The current generation of its processor, codenamed Tidemark, operates at around 70 qubits with coherence times that the company says are among the best in Europe. More important than raw qubit count, according to the engineering team, is the quality of the gates and the fidelity of two-qubit operations. Siren Quantum has published several papers demonstrating improvements in gate error rates, and its roadmap targets a logical qubit demonstration by late 2025.
The Software Side
While the hardware draws most of the attention, the software team at Siren Quantum is growing rapidly. The group is responsible for the compiler stack that translates high-level quantum circuits into pulse-level instructions, for the calibration routines that keep the processor performing within specification, and for the cloud-based interface that allows external researchers to run experiments on Siren hardware remotely.
The programming environment is built primarily in Python and Rust, with performance-critical components in C++. Engineers on the team work closely with physicists, and the culture expects a degree of cross-disciplinary fluency that can take time to develop. New hires often describe a steep but rewarding learning curve.
"I came from a classical systems background and thought I'd be out of my depth. Within six months I was debugging qubit calibration routines and writing pulse optimisation code. The team genuinely wants you to learn." — Software engineer, joined 2023
Culture and Working Environment
Siren Quantum occupies a purpose-built facility near the Cambridge Biomedical Campus, with lab space on the ground floor and open-plan offices above. The atmosphere is quieter and more focused than a typical startup. Whiteboards are everywhere. Meetings tend to be short and technical. The company runs on a four-day lab schedule for hardware teams and offers flexible arrangements for software engineers, many of whom split time between the office and home.
The leadership team is notably transparent about what the company does not yet know. Internal seminars are held weekly, and they often feature open discussion of unsolved problems rather than polished presentations.
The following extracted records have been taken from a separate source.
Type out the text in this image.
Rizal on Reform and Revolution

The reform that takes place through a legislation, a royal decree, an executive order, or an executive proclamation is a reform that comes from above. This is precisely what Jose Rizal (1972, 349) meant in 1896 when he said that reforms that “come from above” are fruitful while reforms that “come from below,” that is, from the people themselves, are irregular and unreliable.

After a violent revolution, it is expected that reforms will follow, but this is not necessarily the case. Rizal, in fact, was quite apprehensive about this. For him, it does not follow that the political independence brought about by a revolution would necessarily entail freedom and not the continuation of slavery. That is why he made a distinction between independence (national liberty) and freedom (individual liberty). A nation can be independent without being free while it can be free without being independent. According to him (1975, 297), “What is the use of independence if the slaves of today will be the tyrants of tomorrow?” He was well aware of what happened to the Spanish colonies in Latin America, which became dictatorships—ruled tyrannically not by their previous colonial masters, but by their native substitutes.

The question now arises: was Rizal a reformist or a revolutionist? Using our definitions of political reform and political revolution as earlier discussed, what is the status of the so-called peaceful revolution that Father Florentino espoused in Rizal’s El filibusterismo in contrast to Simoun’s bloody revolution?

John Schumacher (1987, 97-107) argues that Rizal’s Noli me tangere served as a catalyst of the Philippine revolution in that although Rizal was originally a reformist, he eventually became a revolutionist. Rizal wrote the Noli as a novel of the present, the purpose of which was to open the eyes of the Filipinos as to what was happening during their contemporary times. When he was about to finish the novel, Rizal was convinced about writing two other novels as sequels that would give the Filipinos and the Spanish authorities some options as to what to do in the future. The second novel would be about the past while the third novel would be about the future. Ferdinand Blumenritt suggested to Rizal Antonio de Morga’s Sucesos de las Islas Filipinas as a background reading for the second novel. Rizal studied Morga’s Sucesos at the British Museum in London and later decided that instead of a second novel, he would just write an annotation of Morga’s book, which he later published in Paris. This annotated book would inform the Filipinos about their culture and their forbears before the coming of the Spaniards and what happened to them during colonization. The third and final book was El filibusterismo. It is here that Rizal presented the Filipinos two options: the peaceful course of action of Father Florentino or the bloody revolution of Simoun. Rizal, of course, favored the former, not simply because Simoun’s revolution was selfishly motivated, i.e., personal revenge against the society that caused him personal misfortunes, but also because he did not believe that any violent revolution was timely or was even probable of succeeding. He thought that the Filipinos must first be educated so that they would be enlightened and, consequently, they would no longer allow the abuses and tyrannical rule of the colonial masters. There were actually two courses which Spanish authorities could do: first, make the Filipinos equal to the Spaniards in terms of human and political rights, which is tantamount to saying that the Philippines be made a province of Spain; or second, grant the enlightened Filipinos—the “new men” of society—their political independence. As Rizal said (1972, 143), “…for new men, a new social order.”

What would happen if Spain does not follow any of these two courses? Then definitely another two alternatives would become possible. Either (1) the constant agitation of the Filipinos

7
This intellectual honesty extends to hiring: the company would rather bring in someone who asks sharp questions than someone who claims to have all the answers.
Funding and Direction
Siren Quantum has raised approximately £45 million across two funding rounds, with backing from a mix of deep-tech venture capital firms and UK government innovation grants. The company is not yet revenue-generating in a traditional sense, but it has secured several research partnerships with pharmaceutical and materials science firms interested in early access to quantum simulation capabilities.
The next phase of growth will focus on scaling the processor, expanding the software platform, and building out a small but dedicated applications team to work alongside partner organisations. Cambridge remains the centre of gravity, though the company has discussed opening a second site, possibly in Oxford or Bristol, as headcount grows.
Why It Matters
Quantum computing remains a field where the timeline to broad commercial impact is measured in years, not quarters. Siren Quantum is clear-eyed about this. The company's bet is that by building excellent hardware and pairing it with thoughtful software, it can be among the first to cross the threshold from experimental curiosity to genuine utility. For engineers and scientists drawn to hard problems with long horizons, it represents one of the most compelling opportunities in UK technology today.